Türkiye’nin SKDM gibi küresel çapta önemli düzenlemelere uyum sağlama konusunda diğer ülkelerle ve uluslararası kuruluşlarla işbirliği yapmasının gerekli olduğunu belirten Dr. Ilıcalı, şöyle devam etti: “Bu tür işbirlikleri, en iyi uygulamaların paylaşılması ve teknik destek alınması açısından değerli olabilir. Bununla birlikte düşük karbonlu teknolojilerin geliştirilmesi ve uygulanması kadar; şirketlerin ve tüketicilerin karbon düzenlemesi konusunda bilgilendirilmesi de oldukça önemli. Bu konudaki farkındalıklarının artırılması gerekiyor. Bu sayede, sürdürülebilir tüketim ve üretim pratikleri konusunda daha bilinçli kararlar alınabilir.”

“Çevresel Sürdürülebilirliği Ekonomik Büyüme ile Entegre Etmeliyiz”

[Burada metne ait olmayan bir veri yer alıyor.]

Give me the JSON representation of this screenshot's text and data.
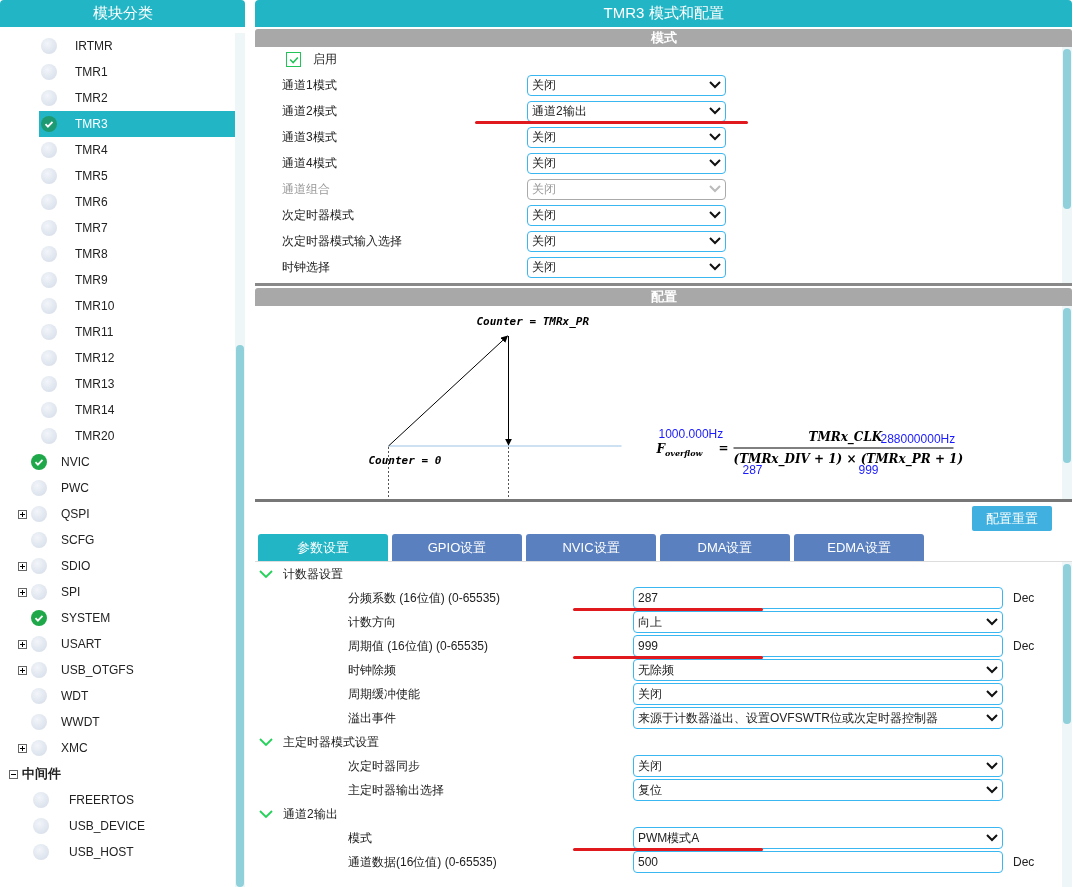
{
  "sidebar": {
    "title": "模块分类",
    "items": [
      {
        "children": [
          {
            "label": "IRTMR",
            "checked": false,
            "selected": false
          },
          {
            "label": "TMR1",
            "checked": false,
            "selected": false
          },
          {
            "label": "TMR2",
            "checked": false,
            "selected": false
          },
          {
            "label": "TMR3",
            "checked": true,
            "selected": true
          },
          {
            "label": "TMR4",
            "checked": false,
            "selected": false
          },
          {
            "label": "TMR5",
            "checked": false,
            "selected": false
          },
          {
            "label": "TMR6",
            "checked": false,
            "selected": false
          },
          {
            "label": "TMR7",
            "checked": false,
            "selected": false
          },
          {
            "label": "TMR8",
            "checked": false,
            "selected": false
          },
          {
            "label": "TMR9",
            "checked": false,
            "selected": false
          },
          {
            "label": "TMR10",
            "checked": false,
            "selected": false
          },
          {
            "label": "TMR11",
            "checked": false,
            "selected": false
          },
          {
            "label": "TMR12",
            "checked": false,
            "selected": false
          },
          {
            "label": "TMR13",
            "checked": false,
            "selected": false
          },
          {
            "label": "TMR14",
            "checked": false,
            "selected": false
          },
          {
            "label": "TMR20",
            "checked": false,
            "selected": false
          }
        ]
      },
      {
        "label": "NVIC",
        "checked": true,
        "selected": false
      },
      {
        "label": "PWC",
        "checked": false,
        "selected": false
      },
      {
        "label": "QSPI",
        "checked": false,
        "selected": false,
        "expanded": false
      },
      {
        "label": "SCFG",
        "checked": false,
        "selected": false
      },
      {
        "label": "SDIO",
        "checked": false,
        "selected": false,
        "expanded": false
      },
      {
        "label": "SPI",
        "checked": false,
        "selected": false,
        "expanded": false
      },
      {
        "label": "SYSTEM",
        "checked": true,
        "selected": false
      },
      {
        "label": "USART",
        "checked": false,
        "selected": false,
        "expanded": false
      },
      {
        "label": "USB_OTGFS",
        "checked": false,
        "selected": false,
        "expanded": false
      },
      {
        "label": "WDT",
        "checked": false,
        "selected": false
      },
      {
        "label": "WWDT",
        "checked": false,
        "selected": false
      },
      {
        "label": "XMC",
        "checked": false,
        "selected": false,
        "expanded": false
      },
      {
        "label": "中间件",
        "kind": "category",
        "expanded": true,
        "children": [
          {
            "label": "FREERTOS",
            "checked": false,
            "selected": false
          },
          {
            "label": "USB_DEVICE",
            "checked": false,
            "selected": false
          },
          {
            "label": "USB_HOST",
            "checked": false,
            "selected": false
          }
        ]
      }
    ]
  },
  "window": {
    "title": "TMR3 模式和配置"
  },
  "mode": {
    "title": "模式",
    "enable": {
      "label": "启用",
      "checked": true
    },
    "rows": [
      {
        "label": "通道1模式",
        "value": "关闭",
        "disabled": false,
        "underlined": false
      },
      {
        "label": "通道2模式",
        "value": "通道2输出",
        "disabled": false,
        "underlined": true
      },
      {
        "label": "通道3模式",
        "value": "关闭",
        "disabled": false,
        "underlined": false
      },
      {
        "label": "通道4模式",
        "value": "关闭",
        "disabled": false,
        "underlined": false
      },
      {
        "label": "通道组合",
        "value": "关闭",
        "disabled": true,
        "underlined": false
      },
      {
        "label": "次定时器模式",
        "value": "关闭",
        "disabled": false,
        "underlined": false
      },
      {
        "label": "次定时器模式输入选择",
        "value": "关闭",
        "disabled": false,
        "underlined": false
      },
      {
        "label": "时钟选择",
        "value": "关闭",
        "disabled": false,
        "underlined": false
      }
    ]
  },
  "config": {
    "title": "配置",
    "diagram": {
      "top_label": "Counter = TMRx_PR",
      "bottom_label": "Counter = 0",
      "formula_left": "F",
      "equals": "=",
      "formula_sub": "overflow",
      "numerator": "TMRx_CLK",
      "denominator": "(TMRx_DIV + 1) × (TMRx_PR + 1)",
      "result": "1000.000Hz",
      "clock": "288000000Hz",
      "div": "287",
      "period": "999"
    },
    "reset_button": "配置重置",
    "tabs": [
      {
        "label": "参数设置",
        "selected": true
      },
      {
        "label": "GPIO设置",
        "selected": false
      },
      {
        "label": "NVIC设置",
        "selected": false
      },
      {
        "label": "DMA设置",
        "selected": false
      },
      {
        "label": "EDMA设置",
        "selected": false
      }
    ],
    "groups": [
      {
        "title": "计数器设置",
        "expanded": true,
        "rows": [
          {
            "kind": "input",
            "label": "分频系数 (16位值) (0-65535)",
            "value": "287",
            "unit": "Dec",
            "underlined": true
          },
          {
            "kind": "select",
            "label": "计数方向",
            "value": "向上",
            "underlined": false
          },
          {
            "kind": "input",
            "label": "周期值 (16位值) (0-65535)",
            "value": "999",
            "unit": "Dec",
            "underlined": true
          },
          {
            "kind": "select",
            "label": "时钟除频",
            "value": "无除频",
            "underlined": false
          },
          {
            "kind": "select",
            "label": "周期缓冲使能",
            "value": "关闭",
            "underlined": false
          },
          {
            "kind": "select",
            "label": "溢出事件",
            "value": "来源于计数器溢出、设置OVFSWTR位或次定时器控制器",
            "underlined": false
          }
        ]
      },
      {
        "title": "主定时器模式设置",
        "expanded": true,
        "rows": [
          {
            "kind": "select",
            "label": "次定时器同步",
            "value": "关闭",
            "underlined": false
          },
          {
            "kind": "select",
            "label": "主定时器输出选择",
            "value": "复位",
            "underlined": false
          }
        ]
      },
      {
        "title": "通道2输出",
        "expanded": true,
        "rows": [
          {
            "kind": "select",
            "label": "模式",
            "value": "PWM模式A",
            "underlined": true
          },
          {
            "kind": "input",
            "label": "通道数据(16位值) (0-65535)",
            "value": "500",
            "unit": "Dec",
            "underlined": false
          }
        ]
      }
    ]
  }
}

Türkiye’nin SKDM gibi önemli çevresel düzenlemelere uyum sağlarken aynı zamanda Sürdürülebilir Kalkınma Amaçları’na ulaşma yolunda önemli adımlar atmış olacağını belirten Dr. Ilıcalı, “Bu süreçte, çevresel sürdürülebilirliği ekonomik büyüme ile entegre etmenin ülkemizin uzun vadeli refahı için hayati öneme sahip olduğunu düşünüyorum. AB ile ticarette önemli bir yere sahip olan Türkiye’nin, SKDM gibi düzenlemelere proaktif bir yaklaşım sergileyerek hem ekonomik çıkarlarını koruması hem de Sürdürülebilir Kalkınma Amaçları’na ulaşması önem arz ediyor. Bu sürecin, Türk sanayisinin dönüşümünü hızlandırması ve uluslararası ticarette rekabetçiliğini korumasına yardımcı olacağına inanıyorum” diye konuştu.